Моряки опустили знамена, губернатор снял шляпу и отдал приказ, и колонна вновь промаршировала перед ним. После этого каторжникам велели сесть на землю. Перед губернатором поставили складной стол, на него торжественно водрузили два красных кожаных саквояжа. Взломали печати, и в присутствии всех колонистов судья зачитал указ о назначении Филлипа губернатором новой колонии.

До Ричарда и его товарищей доносились лишь обрывки фраз: именем его величества Георга III, короля Великобритании и Ирландии, Филлип назначался полновластным губернатором Нового Южного Уэльса и получал право строить замки, крепости и города по мере необходимости. Солнце палило, а перечень обязанностей губернатора казался бесконечным. К тому времени как указ был зачитан, часть слушателей клевала носом, а капитаны кораблей, сошедшие на берег, чтобы присутствовать на церемонии, боролись с дремотой, поскольку никто не позаботился поставить для них удобные кресла в тени. Первым сон сморил капитана Дункана Синклера.

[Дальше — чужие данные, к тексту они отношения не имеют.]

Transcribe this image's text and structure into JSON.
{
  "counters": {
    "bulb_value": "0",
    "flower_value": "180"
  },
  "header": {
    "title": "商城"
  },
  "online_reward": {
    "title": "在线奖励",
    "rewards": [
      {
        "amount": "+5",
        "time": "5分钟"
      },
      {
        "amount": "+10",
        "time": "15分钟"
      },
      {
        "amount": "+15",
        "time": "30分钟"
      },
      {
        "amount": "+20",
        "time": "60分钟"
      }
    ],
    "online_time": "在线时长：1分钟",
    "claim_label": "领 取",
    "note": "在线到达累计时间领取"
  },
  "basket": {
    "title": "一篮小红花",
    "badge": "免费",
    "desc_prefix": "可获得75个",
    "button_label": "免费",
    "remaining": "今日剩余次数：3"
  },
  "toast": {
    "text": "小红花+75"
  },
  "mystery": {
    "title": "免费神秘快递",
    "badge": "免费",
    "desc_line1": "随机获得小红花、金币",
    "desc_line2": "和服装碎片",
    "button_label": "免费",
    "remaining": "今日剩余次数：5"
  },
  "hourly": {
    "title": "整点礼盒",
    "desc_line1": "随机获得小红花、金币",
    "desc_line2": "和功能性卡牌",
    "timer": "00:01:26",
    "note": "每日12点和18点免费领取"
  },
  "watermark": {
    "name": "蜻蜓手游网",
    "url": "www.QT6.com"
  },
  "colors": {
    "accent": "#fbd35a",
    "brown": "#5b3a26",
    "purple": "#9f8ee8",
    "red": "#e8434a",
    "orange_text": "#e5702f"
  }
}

Радуясь тому, что на нем соломенная матросская шляпа, Ричард старательно прислушивался – особенно когда сам губернатор Филлип поднялся на возвышение и обратился к каторжникам. Он сделал все, что мог, кричал губернатор, да, все, что мог! Но за десять дней, проведенных на берегу, он пришел к выводу, что большинство каторжников неисправимы и безнадежно ленивы, что они не заслуживают даже кормежки, что из шестисот человек, способных работать, трудятся лишь двести. В заключение губернатор объявил, что тех, кто не работает, кормить не будут.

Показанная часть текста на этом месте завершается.